War Ihre Familie auch so fußballbegeistert?
Mein Vater war ein riesiger Fußball-Fan. Dazu kam, dass meine Heimatstadt Dnipropetrowsk 1983 sowjetischer Meister wurde. Bei diesem Gewinn war ich mit meinem Vater im Stadion. Ein unvergessliches Erlebnis. Ich war fortan einfach begeistert von Fußball. Am liebsten wollte ich den Spielern so nah sein, wie die Balljungen, die den Ball immer wieder zurück schmissen.
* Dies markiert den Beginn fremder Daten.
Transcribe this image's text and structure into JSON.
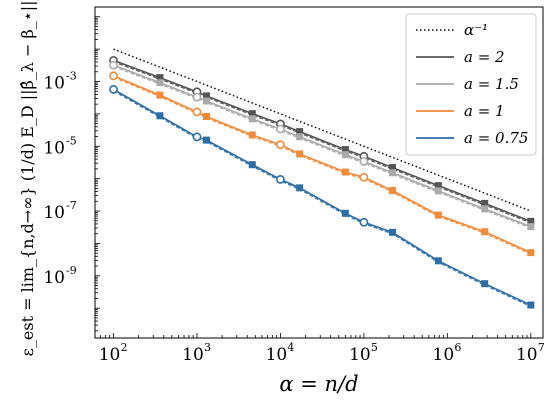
{
  "chart_data": {
    "type": "line",
    "xlabel": "α = n/d",
    "ylabel": "ε_est = lim_{n,d→∞} (1/d) E_D ||β̂_λ − β_⋆||²₂",
    "xscale": "log",
    "yscale": "log",
    "xlim": [
      60,
      14000000
    ],
    "ylim": [
      1.2e-11,
      0.2
    ],
    "xticks": [
      {
        "value": 100,
        "base": "10",
        "exp": "2"
      },
      {
        "value": 1000,
        "base": "10",
        "exp": "3"
      },
      {
        "value": 10000,
        "base": "10",
        "exp": "4"
      },
      {
        "value": 100000,
        "base": "10",
        "exp": "5"
      },
      {
        "value": 1000000,
        "base": "10",
        "exp": "6"
      },
      {
        "value": 10000000,
        "base": "10",
        "exp": "7"
      }
    ],
    "yticks": [
      {
        "value": 0.001,
        "base": "10",
        "exp": "-3"
      },
      {
        "value": 1e-05,
        "base": "10",
        "exp": "-5"
      },
      {
        "value": 1e-07,
        "base": "10",
        "exp": "-7"
      },
      {
        "value": 1e-09,
        "base": "10",
        "exp": "-9"
      }
    ],
    "grid": false,
    "legend_position": "top-right",
    "reference": {
      "name": "α⁻¹",
      "color": "#000000",
      "style": "dotted",
      "x": [
        100,
        10000000
      ],
      "y": [
        0.01,
        1e-07
      ]
    },
    "series": [
      {
        "name": "a = 2",
        "color": "#555555",
        "circles_x": [
          100,
          1000,
          10000,
          100000
        ],
        "circles_y": [
          0.0045,
          0.00048,
          4.9e-05,
          4.9e-06
        ],
        "squares_x": [
          360,
          1300,
          4600,
          17000,
          60000,
          220000,
          780000,
          2800000,
          10000000
        ],
        "squares_y": [
          0.00132,
          0.00036,
          0.000102,
          2.84e-05,
          7.9e-06,
          2.2e-06,
          6.1e-07,
          1.72e-07,
          4.8e-08
        ]
      },
      {
        "name": "a = 1.5",
        "color": "#aaaaaa",
        "circles_x": [
          100,
          1000,
          10000,
          100000
        ],
        "circles_y": [
          0.0032,
          0.00033,
          3.4e-05,
          3.4e-06
        ],
        "squares_x": [
          360,
          1300,
          4600,
          17000,
          60000,
          220000,
          780000,
          2800000,
          10000000
        ],
        "squares_y": [
          0.00092,
          0.00025,
          7.05e-05,
          1.97e-05,
          5.5e-06,
          1.52e-06,
          4.2e-07,
          1.17e-07,
          3.3e-08
        ]
      },
      {
        "name": "a = 1",
        "color": "#f08c3c",
        "circles_x": [
          100,
          1000,
          10000,
          100000
        ],
        "circles_y": [
          0.0015,
          0.000115,
          1.12e-05,
          1.1e-06
        ],
        "squares_x": [
          360,
          1300,
          4600,
          17000,
          60000,
          220000,
          780000,
          2800000,
          10000000
        ],
        "squares_y": [
          0.00038,
          8.3e-05,
          2.23e-05,
          5.8e-06,
          1.6e-06,
          4.3e-07,
          7.5e-08,
          2.3e-08,
          5.2e-09
        ]
      },
      {
        "name": "a = 0.75",
        "color": "#2e6ea6",
        "circles_x": [
          100,
          1000,
          10000,
          100000
        ],
        "circles_y": [
          0.00057,
          1.95e-05,
          9.5e-07,
          4.5e-08
        ],
        "squares_x": [
          360,
          1300,
          4600,
          17000,
          60000,
          220000,
          780000,
          2800000,
          10000000
        ],
        "squares_y": [
          8.75e-05,
          1.55e-05,
          2.7e-06,
          5.2e-07,
          8.5e-08,
          2.2e-08,
          2.9e-09,
          5.7e-10,
          1.25e-10
        ]
      }
    ]
  }
}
Ich war immer neidisch auf die kleinen Jungs am Spielfeldrand und fragte mich, was sie mit den Bällen tun, die sie nicht zurückwarfen. Ein Ball wurde kurz darauf das beste Geschenk was ich bis dato bekam. Er war lange auch das einzige Spielzeug bei mir Zuhause.

Hatten Sie Vorbilder?
Klar, Vorbilder gab es immer, zum Beispiel Oleg Blochin von Dynamo Kiew. Der Fußball in Westeuropa war auch sehr beeindruckend. Leider hatten wir kaum Chancen, die Spiele im Fernsehen zu verfolgen. Wenn doch, dann nur wenige Minuten, in denen man zwei, drei Tore aus den europäischen Ligen, etwa aus der Bundesliga oder aus Italien, sehen konnte. Stattdessen bekamen wir immer die besten Mannschaften der Ukraine, wie Dynamo Kiew oder Dnipro Dnipropetrowsk vor Augen geführt.

Sie waren einer der ersten ukrainischen Fußballspieler in Deutschland. Warum fiel Ihre Wahl auf die Bundesrepublik? Und warum gerade auf Bremen?
Die Frage ist leicht zu beantworten. Damals, 1983, war ich mit meiner ehemaligen Mannschaft zwischen Hamburg und Bremen im Trainingslager. Ich sah einen riesigen Bus in den Farben Grün und Weiß. Es war der Bus von Werder Bremen. Ich als kleiner Mann aus Osteuropa, verliebte mich sofort in diese Farben und in diesen Namen. Hinzu kam, dass in der Saison 1987/88 Spartak Moskau gegen Bremen im UEFA-Pokal spielte. Spartak gewann zu Hause mit 4:1, im Weserstadion verloren sie aber gegen Bremen 6:2. Mein Vater und ich schauten dieses Spiel an und ich war einfach nur begeistert, wie diese Mannschaft funktionierte. Bremen war mein Traumverein, doch leider war die Grenze immer noch zu. Erst nach dem Ende der Sowjetunion kamen internationale Trainer in meine Stadt. Einer dieser Männer war Bernd Stange, der ehemalige Trainer der DDR. Er empfahl mich an den damaligen Werder-Trainer »Dixie« Dörner und ich ging nach Bremen.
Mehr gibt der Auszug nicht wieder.